Dr. Norman Miller


Dentists for the Queen

BRONWYN CHESTER | When the Queen Elizabeth Hospital was closed in 1996, it looked as if that would be the end of McGill's long association with the century-old institution.

But, just as the hospital wrote itself a ticket to survival, changing its vocation to that of a multi-service health complex, part private, part public, so did dentistry professors Norman Miller and Antonio Mirarchi find a way to combine the public and private spheres of dentistry to make it possible to teach dentistry in a "community setting."

Community setting, in this case, means a place that is neither a private office, nor a hospital, which is where all McGill dentistry students received their training before. It also infers dentistry that is affordable.

While this clinic is staffed by dentistry residents -- recent graduates who are licensed to practice -- and supervised by McGill-associated practising dentists, patients pay only 70% of the regular fee.

Finally, "community," in this area of Notre-Dame-de-Grace means a high concentration of elderly people -- the highest in Canada -- so this practice of dentistry will be particularly attuned to the needs of that population, including having a portable set-up for tending to people in old-age homes.

Mai Trang Nguyen, one of the three residents in the newly opened Queen Elizabeth Oral Health Centre, was attracted to this residency program in part because of the experience it would give her with elderly people.

"They're the future," she says, in reference to our aging population.

Working on an elderly patient, she explains, requires paying particular attention to the types of medication they take, some of which, like aspirin, may be used for medical reasons to thin the blood but may cause excessive bleeding in the case of a dental extraction.

"So," says Nguyen, "you might ask the patient to stop taking aspirin three days before.'

Nguyen says she opted to do the year-long Multidisciplinary Residency Program in Dentistry, officially launched last week, because it would give her more experience than if she had gone directly into private practice.

What makes the program multidisciplinary is that McGill-affiliated practitioners, or "demonstrators," will spend time at the clinic, making themselves available to the residents for consultation in such specializations as periodentics (gums), endodentics (root canals) or oral surgery.

"Wednesdays might be root canal day, for instance," says resident Joseph Vaccaro who chose this residency over one in a hospital, because of "the ideal learning environment."

And who paid for this $500,000, state-of-the-art set-up, spread over 6,000 square feet?
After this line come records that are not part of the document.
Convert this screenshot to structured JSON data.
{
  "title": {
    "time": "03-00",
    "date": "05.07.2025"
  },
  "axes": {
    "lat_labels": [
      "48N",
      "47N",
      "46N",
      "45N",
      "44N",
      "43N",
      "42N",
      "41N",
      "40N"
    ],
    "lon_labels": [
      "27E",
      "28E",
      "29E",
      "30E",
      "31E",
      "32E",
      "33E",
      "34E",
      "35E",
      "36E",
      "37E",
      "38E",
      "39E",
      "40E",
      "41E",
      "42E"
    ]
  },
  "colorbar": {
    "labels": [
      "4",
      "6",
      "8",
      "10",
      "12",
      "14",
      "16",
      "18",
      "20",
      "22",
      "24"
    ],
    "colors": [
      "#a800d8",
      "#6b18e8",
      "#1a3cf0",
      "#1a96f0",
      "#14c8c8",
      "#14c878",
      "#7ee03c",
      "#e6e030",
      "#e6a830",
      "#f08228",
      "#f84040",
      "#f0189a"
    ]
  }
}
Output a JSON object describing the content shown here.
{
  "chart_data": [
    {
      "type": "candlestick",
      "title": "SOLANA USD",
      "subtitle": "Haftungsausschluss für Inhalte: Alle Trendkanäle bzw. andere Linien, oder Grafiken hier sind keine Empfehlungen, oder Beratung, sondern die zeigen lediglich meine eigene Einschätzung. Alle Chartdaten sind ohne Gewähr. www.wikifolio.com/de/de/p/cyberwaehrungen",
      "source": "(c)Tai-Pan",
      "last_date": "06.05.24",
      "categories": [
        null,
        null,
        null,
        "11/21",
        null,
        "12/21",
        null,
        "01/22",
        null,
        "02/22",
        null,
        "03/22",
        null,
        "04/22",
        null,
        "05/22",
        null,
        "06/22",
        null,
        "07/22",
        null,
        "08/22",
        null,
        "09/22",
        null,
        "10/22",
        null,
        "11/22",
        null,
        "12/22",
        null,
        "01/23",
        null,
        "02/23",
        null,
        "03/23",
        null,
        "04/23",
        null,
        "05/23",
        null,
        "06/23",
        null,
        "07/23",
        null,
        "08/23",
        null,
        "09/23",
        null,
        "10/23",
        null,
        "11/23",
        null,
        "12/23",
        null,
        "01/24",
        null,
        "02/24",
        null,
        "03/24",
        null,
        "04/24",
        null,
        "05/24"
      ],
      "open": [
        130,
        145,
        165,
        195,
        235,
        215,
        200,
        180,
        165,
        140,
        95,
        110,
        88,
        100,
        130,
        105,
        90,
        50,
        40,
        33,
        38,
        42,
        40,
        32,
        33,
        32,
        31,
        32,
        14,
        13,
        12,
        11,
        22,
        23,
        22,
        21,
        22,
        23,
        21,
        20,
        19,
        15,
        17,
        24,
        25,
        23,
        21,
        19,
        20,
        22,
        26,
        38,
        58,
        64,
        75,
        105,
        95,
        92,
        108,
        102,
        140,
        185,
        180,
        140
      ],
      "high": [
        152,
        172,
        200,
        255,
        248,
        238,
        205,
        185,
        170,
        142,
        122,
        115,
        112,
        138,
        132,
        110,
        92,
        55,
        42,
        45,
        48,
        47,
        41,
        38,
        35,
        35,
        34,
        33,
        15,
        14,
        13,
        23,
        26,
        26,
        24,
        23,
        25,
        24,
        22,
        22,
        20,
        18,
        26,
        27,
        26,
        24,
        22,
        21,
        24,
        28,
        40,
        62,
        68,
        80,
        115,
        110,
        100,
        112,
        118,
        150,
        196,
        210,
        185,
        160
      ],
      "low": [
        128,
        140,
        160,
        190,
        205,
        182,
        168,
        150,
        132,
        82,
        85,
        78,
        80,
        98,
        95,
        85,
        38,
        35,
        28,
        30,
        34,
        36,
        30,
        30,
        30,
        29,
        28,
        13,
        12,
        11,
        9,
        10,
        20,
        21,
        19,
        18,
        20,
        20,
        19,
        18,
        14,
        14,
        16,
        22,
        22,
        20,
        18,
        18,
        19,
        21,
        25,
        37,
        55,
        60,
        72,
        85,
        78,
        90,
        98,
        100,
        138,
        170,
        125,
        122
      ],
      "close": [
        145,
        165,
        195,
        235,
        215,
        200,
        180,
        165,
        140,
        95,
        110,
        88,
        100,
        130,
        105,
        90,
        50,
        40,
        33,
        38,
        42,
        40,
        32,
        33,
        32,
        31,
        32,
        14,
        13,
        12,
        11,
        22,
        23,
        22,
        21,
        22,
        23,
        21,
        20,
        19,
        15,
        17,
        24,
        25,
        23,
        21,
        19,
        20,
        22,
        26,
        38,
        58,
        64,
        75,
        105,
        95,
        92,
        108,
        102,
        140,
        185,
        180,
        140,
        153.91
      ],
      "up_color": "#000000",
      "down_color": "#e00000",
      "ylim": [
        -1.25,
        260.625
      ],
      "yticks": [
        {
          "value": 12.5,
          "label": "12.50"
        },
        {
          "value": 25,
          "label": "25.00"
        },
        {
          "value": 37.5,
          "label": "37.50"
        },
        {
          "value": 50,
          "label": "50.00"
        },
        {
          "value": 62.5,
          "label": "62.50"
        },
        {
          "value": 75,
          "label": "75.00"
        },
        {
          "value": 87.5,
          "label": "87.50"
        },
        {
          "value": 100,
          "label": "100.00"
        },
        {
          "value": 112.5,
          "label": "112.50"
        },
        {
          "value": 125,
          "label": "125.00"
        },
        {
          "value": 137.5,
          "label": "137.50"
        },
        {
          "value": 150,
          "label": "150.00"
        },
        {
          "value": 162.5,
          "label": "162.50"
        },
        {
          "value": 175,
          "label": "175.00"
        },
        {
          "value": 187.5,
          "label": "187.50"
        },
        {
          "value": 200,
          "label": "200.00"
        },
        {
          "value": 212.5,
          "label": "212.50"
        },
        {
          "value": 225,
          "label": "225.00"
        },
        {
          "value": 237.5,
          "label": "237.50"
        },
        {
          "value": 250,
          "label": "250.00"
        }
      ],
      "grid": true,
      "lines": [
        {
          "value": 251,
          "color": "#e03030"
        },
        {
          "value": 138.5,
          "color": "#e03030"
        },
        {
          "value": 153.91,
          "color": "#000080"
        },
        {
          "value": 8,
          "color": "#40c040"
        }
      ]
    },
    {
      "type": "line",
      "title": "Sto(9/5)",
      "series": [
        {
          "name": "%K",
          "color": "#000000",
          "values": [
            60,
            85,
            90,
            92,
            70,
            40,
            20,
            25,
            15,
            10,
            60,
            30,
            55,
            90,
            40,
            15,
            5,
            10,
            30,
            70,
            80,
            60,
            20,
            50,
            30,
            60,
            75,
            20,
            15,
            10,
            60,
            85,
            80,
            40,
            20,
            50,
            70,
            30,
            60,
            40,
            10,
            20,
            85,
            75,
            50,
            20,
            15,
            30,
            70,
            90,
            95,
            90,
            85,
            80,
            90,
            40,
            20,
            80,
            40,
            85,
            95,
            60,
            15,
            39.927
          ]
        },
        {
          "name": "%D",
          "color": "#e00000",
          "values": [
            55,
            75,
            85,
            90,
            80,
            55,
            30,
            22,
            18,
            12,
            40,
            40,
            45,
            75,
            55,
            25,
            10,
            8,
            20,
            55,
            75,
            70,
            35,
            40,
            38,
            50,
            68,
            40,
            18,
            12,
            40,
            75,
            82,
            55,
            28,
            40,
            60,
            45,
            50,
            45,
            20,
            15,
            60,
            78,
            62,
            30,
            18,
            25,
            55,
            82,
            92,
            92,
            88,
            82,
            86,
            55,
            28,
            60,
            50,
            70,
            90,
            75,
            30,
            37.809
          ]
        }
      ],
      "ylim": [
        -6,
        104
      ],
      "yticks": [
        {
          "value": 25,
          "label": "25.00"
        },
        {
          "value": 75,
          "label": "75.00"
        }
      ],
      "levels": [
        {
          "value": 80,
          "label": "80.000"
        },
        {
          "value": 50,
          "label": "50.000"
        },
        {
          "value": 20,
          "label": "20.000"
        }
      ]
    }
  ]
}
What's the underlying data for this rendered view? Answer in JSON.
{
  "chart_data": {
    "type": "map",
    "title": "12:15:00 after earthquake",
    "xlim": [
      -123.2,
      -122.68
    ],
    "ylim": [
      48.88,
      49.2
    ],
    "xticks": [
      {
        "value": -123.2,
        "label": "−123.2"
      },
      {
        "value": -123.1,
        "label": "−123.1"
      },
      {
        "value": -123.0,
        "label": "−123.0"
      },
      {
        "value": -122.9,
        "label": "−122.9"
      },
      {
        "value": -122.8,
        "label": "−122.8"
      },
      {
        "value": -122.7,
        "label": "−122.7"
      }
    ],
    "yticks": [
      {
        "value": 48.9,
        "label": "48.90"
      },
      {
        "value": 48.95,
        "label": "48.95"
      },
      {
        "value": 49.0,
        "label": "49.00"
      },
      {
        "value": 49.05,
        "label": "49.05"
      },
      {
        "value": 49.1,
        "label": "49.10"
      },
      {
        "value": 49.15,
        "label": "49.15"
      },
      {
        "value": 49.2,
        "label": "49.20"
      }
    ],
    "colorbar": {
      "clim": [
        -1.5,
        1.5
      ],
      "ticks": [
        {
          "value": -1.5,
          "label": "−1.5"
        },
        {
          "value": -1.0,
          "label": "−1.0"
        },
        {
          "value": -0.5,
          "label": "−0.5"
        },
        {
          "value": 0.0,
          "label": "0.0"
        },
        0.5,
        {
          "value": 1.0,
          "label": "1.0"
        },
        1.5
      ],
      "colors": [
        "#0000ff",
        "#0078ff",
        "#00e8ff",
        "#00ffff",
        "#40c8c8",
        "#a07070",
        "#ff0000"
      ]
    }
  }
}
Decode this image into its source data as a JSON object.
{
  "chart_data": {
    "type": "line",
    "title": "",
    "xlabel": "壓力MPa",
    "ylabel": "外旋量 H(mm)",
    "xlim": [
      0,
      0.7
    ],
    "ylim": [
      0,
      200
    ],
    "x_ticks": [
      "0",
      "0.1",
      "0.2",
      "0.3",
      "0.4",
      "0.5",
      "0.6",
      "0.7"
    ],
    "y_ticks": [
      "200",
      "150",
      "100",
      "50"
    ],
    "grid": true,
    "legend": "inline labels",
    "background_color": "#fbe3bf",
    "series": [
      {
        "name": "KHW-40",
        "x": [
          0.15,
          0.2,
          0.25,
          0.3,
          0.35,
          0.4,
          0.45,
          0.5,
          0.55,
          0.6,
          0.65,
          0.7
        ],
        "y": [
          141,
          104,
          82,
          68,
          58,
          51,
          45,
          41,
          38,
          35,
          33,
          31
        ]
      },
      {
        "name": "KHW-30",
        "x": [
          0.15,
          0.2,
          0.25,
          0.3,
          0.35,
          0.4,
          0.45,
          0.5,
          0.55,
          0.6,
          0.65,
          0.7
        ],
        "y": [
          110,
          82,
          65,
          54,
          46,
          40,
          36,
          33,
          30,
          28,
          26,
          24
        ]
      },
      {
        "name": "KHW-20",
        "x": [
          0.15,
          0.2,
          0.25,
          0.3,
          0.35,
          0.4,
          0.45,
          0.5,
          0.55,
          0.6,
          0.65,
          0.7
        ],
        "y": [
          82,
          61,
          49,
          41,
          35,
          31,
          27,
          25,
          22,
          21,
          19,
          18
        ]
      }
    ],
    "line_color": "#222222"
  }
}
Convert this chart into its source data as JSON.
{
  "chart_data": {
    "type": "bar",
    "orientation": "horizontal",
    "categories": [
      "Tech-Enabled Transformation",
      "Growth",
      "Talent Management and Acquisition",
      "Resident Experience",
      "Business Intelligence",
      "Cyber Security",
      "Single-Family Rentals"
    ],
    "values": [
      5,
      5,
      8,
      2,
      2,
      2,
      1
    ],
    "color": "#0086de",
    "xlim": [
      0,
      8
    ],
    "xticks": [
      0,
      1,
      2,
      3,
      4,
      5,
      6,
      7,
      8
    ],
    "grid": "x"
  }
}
Well, McGill contributed $40,000 toward the start-up costs. The rest was put up by the clinic's founders and co-directors Miller and Mirarchi, both of whom are quick to recognize all the support the project received from dental supply companies in providing good terms for the lease of equipment.

"Every single company I dealt with gave us amazing rates," says Mirarchi, who directs the business side of the clinic and who came up with the concept for the clinic.

They also thank the Centre-West Community Health Corporation, the non-profit owners of the health complex, for waiving rent and taking responsibility for the equipment leases until the clinic is up and running. The not-for-profit organization also permitted Miller and Mirarchi to recycle any of the old hospital's fixtures. "The two of us and the contractors did the picking," says Miller, pointing at the glass-doored cabinets in his office. "That helped with the construction costs."

Miller is proud to point out that revenues from patient fees will, eventually, cover all expenses including the residents' salaries of $12,000 each. "This clinic is completely self-sufficient."

One way of remunerating the demonstrators, says Miller, who directs the residency program, may be to offer them the use of one of the four dental suites, built especially for private practice, in exchange for their teaching time with residents.

Normally, demonstrators aren't paid much for their time, if at all, making it very difficult to attract dentists away from their practices in order to teach, adds Miller, a long-time demonstrator himself.

"We needed innovative ideas in order to facilitate teaching and making a living. The residency program must run as a non-profit entity within a private facility.

"For me, this is made in heaven, integrating practice with teaching and being part of McGill," he says, noting that medical people already have this arrangement.

This isn't Miller's first foray into changing dentistry education.

Seven years ago when the University threatened to close down his faculty, Miller, then a part-time demonstrator, was a central figure in the effort to save dentistry and reshape it for future needs.

This new residency program, the only one of its kind in Canada, is part of Miller's continuing quest to maintain McGill's dentistry program as robust and adaptable.

One of Miller's challenges in this private/public hybrid of a clinic is assuring that his own patients, all of whom moved with him from his former Westmount practice, feel comfortable. "I have my McGill demeanour and my private demeanour," chuckles the 25-year veteran of general practice. "I may have to watch my jokes."